WHERE | WHEN: Pittsfield, Massachusetts, June 10-Aug. 29
INFO: Tickets, $35-$100; barringtonstageco.org, 413-236-8888
Hudson Valley Shakespeare Festival
The season, the last to be performed on the grounds of the historic Boscobel House and Gardens, opens with a departure from Shakespeare — "The Most Spectacularly Lamentable Trial of Miz Martha Washington," June 24-July 30, about the enslaved people of George and Martha Washington. But no worries Bard loyalists, it will be followed by "The Tempest," Aug. 5-Sept. 4.
WHERE | WHEN Garrison, New York, June 24-Sept 4
INFO: Tickets, $175-$20; hvshakespeare.org, 845-265-9575
The opera festival calls the coming season "Glimmerlass on the Grass.". Operas like "The Magic Flute," July 15-Aug. 17, and "Il Trovatore," Aug. 1-14, have been pared to 90 minutes.

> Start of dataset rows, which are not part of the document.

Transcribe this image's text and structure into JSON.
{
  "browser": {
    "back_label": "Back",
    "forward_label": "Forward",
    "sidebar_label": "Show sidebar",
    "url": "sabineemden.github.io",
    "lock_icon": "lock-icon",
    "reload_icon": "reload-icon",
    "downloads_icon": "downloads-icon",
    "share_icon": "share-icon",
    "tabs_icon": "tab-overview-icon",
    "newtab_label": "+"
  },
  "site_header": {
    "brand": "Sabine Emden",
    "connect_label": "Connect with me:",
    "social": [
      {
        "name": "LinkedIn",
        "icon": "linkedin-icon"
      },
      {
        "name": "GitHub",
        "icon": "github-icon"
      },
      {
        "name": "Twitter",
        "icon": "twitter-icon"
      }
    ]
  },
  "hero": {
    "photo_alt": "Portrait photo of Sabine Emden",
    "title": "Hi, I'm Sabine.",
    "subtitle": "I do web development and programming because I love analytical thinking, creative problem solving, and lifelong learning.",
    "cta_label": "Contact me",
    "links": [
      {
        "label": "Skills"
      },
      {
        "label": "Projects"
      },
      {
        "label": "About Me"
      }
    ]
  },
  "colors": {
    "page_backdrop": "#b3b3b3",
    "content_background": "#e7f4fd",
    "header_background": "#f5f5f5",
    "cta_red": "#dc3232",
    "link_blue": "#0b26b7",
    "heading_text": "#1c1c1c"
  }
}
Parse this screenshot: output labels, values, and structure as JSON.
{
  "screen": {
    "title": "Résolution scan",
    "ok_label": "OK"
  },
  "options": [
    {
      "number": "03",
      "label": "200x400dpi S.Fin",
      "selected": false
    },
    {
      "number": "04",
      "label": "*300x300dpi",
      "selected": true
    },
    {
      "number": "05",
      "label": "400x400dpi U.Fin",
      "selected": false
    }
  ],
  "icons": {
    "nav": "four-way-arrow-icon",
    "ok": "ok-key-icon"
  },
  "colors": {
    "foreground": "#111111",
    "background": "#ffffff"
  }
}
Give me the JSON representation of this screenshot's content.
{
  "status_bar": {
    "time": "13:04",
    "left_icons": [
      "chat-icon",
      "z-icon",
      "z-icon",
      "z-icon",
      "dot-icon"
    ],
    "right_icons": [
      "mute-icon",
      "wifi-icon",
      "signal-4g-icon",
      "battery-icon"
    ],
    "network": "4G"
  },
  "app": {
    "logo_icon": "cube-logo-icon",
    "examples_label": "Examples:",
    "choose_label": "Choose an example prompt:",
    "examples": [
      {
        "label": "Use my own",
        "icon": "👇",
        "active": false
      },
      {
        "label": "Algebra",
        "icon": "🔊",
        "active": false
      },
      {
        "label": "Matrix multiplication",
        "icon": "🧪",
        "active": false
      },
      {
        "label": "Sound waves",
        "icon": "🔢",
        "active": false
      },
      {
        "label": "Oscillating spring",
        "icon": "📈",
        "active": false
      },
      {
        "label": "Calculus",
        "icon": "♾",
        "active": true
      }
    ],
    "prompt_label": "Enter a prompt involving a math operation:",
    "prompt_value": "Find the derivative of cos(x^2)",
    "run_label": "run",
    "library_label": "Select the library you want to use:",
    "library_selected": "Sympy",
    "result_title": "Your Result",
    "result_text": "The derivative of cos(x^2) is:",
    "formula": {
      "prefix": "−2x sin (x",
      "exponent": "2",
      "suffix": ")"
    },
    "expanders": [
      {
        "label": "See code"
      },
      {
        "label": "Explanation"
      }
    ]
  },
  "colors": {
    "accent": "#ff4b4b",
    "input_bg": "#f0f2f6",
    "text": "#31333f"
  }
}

And if opera is not your thing, consider "To the World" July 16-Aug. 8, a program of musical theater hits.
WHERE | WHEN: Cooperstown, New York, July 15-Aug. 16
INFO: Tickets, $80-$350 for a "festival square" that seats up to four people; capacity limited but find the wait list at glimmerglass.org, 607-547-2255
The Berkshires, Massachusetts: The historic Red Lion Inn in Stockbridge, is a mid-range hotel with a major charm factor and several types of accommodations; a midweek queen room in July was $236 when checked in mid-May, but things could change; redlioninn.com, 423-298-5545.
There's Blantyre in Lenox where a midweek room during the summer starts at $795. Chef Daniel Boulud has partnered with the hotel to open Café Boulud; blantyre.com, 844-881-0104. Hike Monument Mountain in Great Barrington (trails range from easy to challenging) for spectacular views of the Housatonic Valley and Mount Greylock; hikethehudsonvalley.com.
Cooperstown: The lakeshore Otesaga Resort Hotel in Cooperstown offers a midweek room in July was $381 as of mid-May; otesaga.com, 800-348-6222. Art lovers will want to investigate "Keith Haring: Radiant Vision," May 29-Sept. 6 at the Fenimore Art Museum; fenimoreartmuseum.org, 607-547-1400. Or visit the renowned Baseball Hall of Fame; baseballhall.org, 607-547-7200.